26. Küçük Osman (Osman&Yeliz)

Start from the beginning
                                    

Gidince ne yapacağını da bilmiyordu ki Osman. İnsanlara yük olmak sırtlarında kambur gibi durmak ona göre değildi. Aklındaki tek düşünce Refik amcasıyla konuşup orada  iş ayarlamasını istemek olabilirdi. En azından tutunabileceği bir dalı olurdu.

Yavaşça ayağa kalkıp küçük valizini eline aldı. İki oda bir salon olan küçük evinin içinde son kez bir daha dolandı. Salondaki duvarda asılı olan annesiyle babasının evlilik fotoğrafını valizinin içine koydu. Dış kapıya çıkıp ayakkabılarını giyindikten sonra kapıya asma kiliti taktı. Veda etmedi evine Osman, biliyordu ki aradan ne kadar zaman geçerse geçsin yine evine gelecekti.

~~

Osman elindeki yazılı olan adresteki mahalleyle tabelada yazan mahallenin aynı olduğunu gördüğünde doğru yerde olduğunu anladı. Çevresine bakmadan dik yokuşu yavaş yavaş çıkmaya başladı. Kendini fazlasıyla gergin hissediyordu bunun sebebi de ne olacağını bilememekti aslında. Hala buraya neden geldiğini bilmiyordu ? Boşlukta savruluyor gibiydi. Başını gövdesine yaslayacağı dinlenebileceği ve nefes alabileceği kocaman bir ağaç lazımdı.

"Ayy"

Osman burnunun dibinde olan kızla neye uğradığını şaşırdı, kızın elindeki kitapların yere düşme sesiyle toparlandı.

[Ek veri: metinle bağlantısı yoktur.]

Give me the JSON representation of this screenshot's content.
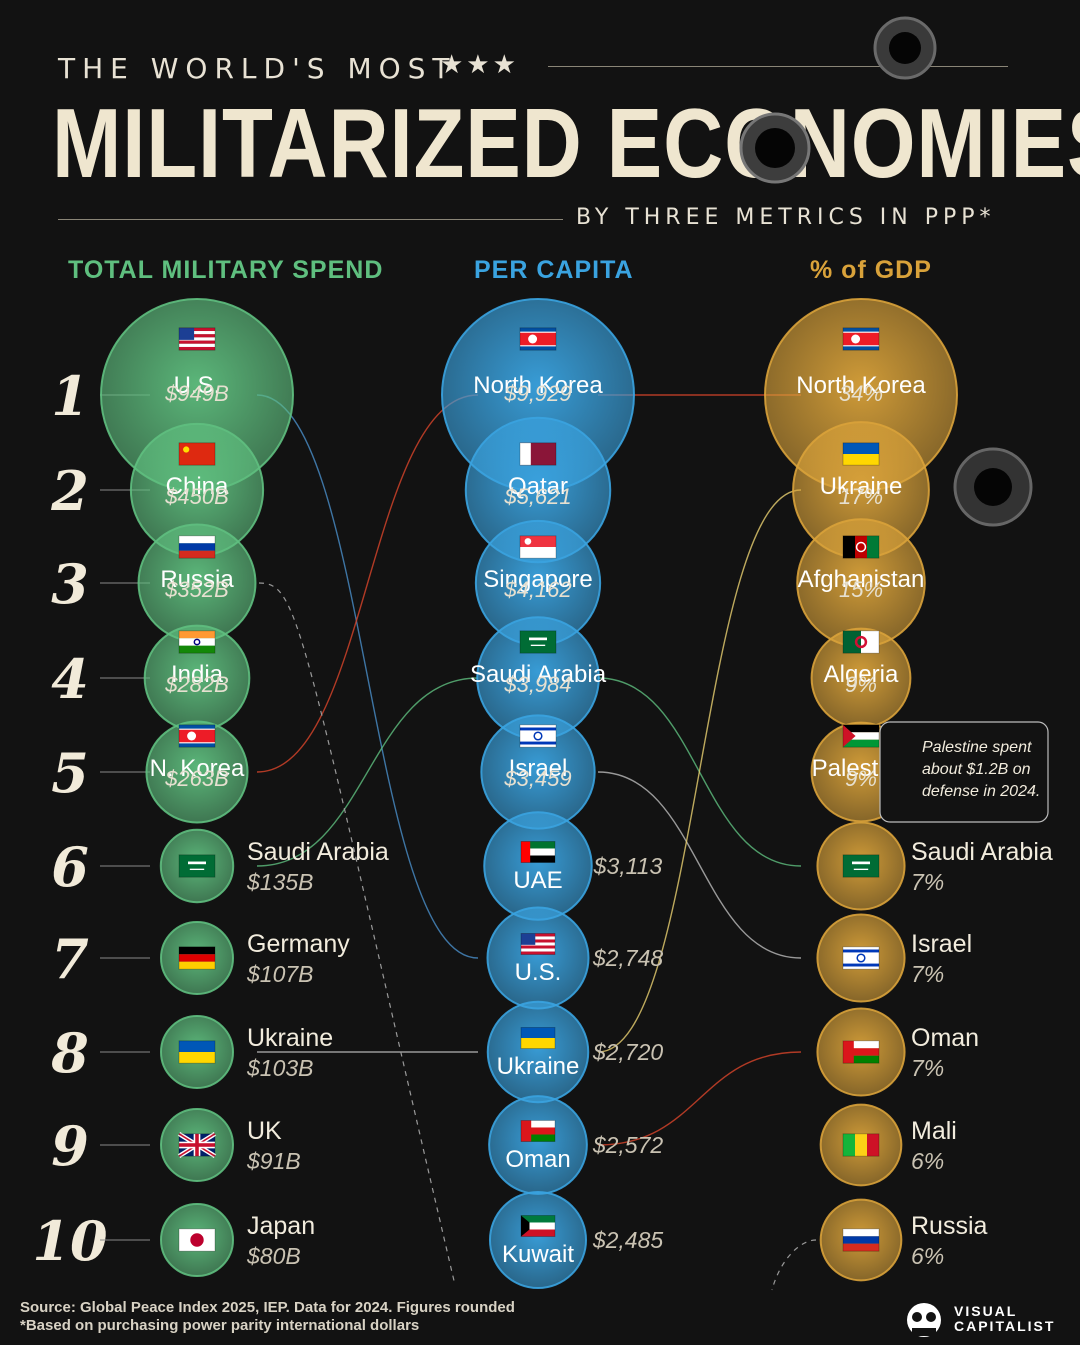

Yeliz yine her zamanki gibi okula geç kaldığı için koşa koşa okula yetişmeye çalışırken önündeki genç adamı son anda fark ettiği için duramamıştı sonuç yere düşen kitaplar ve önündeki yeşil gözlü kumral adama yapışması.

Yeliz kendine gelip önce yerdeki kitaplarını temizleyip kolunun altında tuttu ardından üstünü başını düzeltti annesinin örgü yaptığı saçtan eser kalmamıştı ama yine de eliyle düzeltmeye çalıştı ardından çarptığı daha doğrusu yapıştığı genç adama döndü.

"Affedersin yani isteyerek olmadı aslında sabahları hiçbir şey isteyerek olmuyor mesela kim isteyerek yatağından kalkıyor ki dimi ama ? Bende her zaman ki gibi okula geç kalınca koştur koştur çıktım evden ama bu benim suçum mu ? Hayır değil. Sabahın köründe okul mu olur ? Hepsi sistemin suçu. Sence de öyle değil mi ? "

Karşındaki kızın hiç susmamdan konuşmasına hareketlerine mimiklerine takılı kalınca haliyle söylenenleri de anlamadı Osman bu yüzden ağzından koca bir "hı" nidası çıktı.

"Sende de hata var şimdi niye avare avare yolda yürüyorsun ki ? Araba gelip çarpsa yukardan bir şeyler yuvarlansa felan "

"Ya da senin gibi birisi toslasa dimi "

Yeliz ağzını kocaman açarak karşısındaki genç adama baktı sinirle. Ne toslaması canım sadece hafiften çarpmıştı.

"Toslamadım sadece azıcık çarptım. Sende yolun ortasından yürümeseydin. Allah allah ya" diyerek saçının örgüsünü savurarak Osman'ın önünden yel gibi geçti. Arkasından kendisine bakan, gülümsemeyi unutmuş birinin yüzüne tebessüm kondurduğundan habersiz gitti Yeliz.

Osman elindeki kağıda tekrar baktı Refik amcasının evi bu olmalıydı. Kapının yanındaki zile bir kez bastı.

"Osman. Hoşgeldin koçum. Ya niye haber vermedin alırdım seni." Yılmaz kapıyı açtığında Osman'ı görünce abi edasıyla sarıldı sımsıkı.

"Hoşbuldum Yılmaz abi. Gerek kalmadı aramama buldum evi"

"Gel içeri kapıda kaldık."

Yılmaz dolaptan ev terliği çıkarıp Osman'ın önüne bıraktı ceketi de alıp portmantoya astı. Birlikte içeri geçtiklerinde gazetesini okuyan Refik Bey gözlüklerini çıkarıp Osman'ı karşısında görünce hemen ayağa kalktı.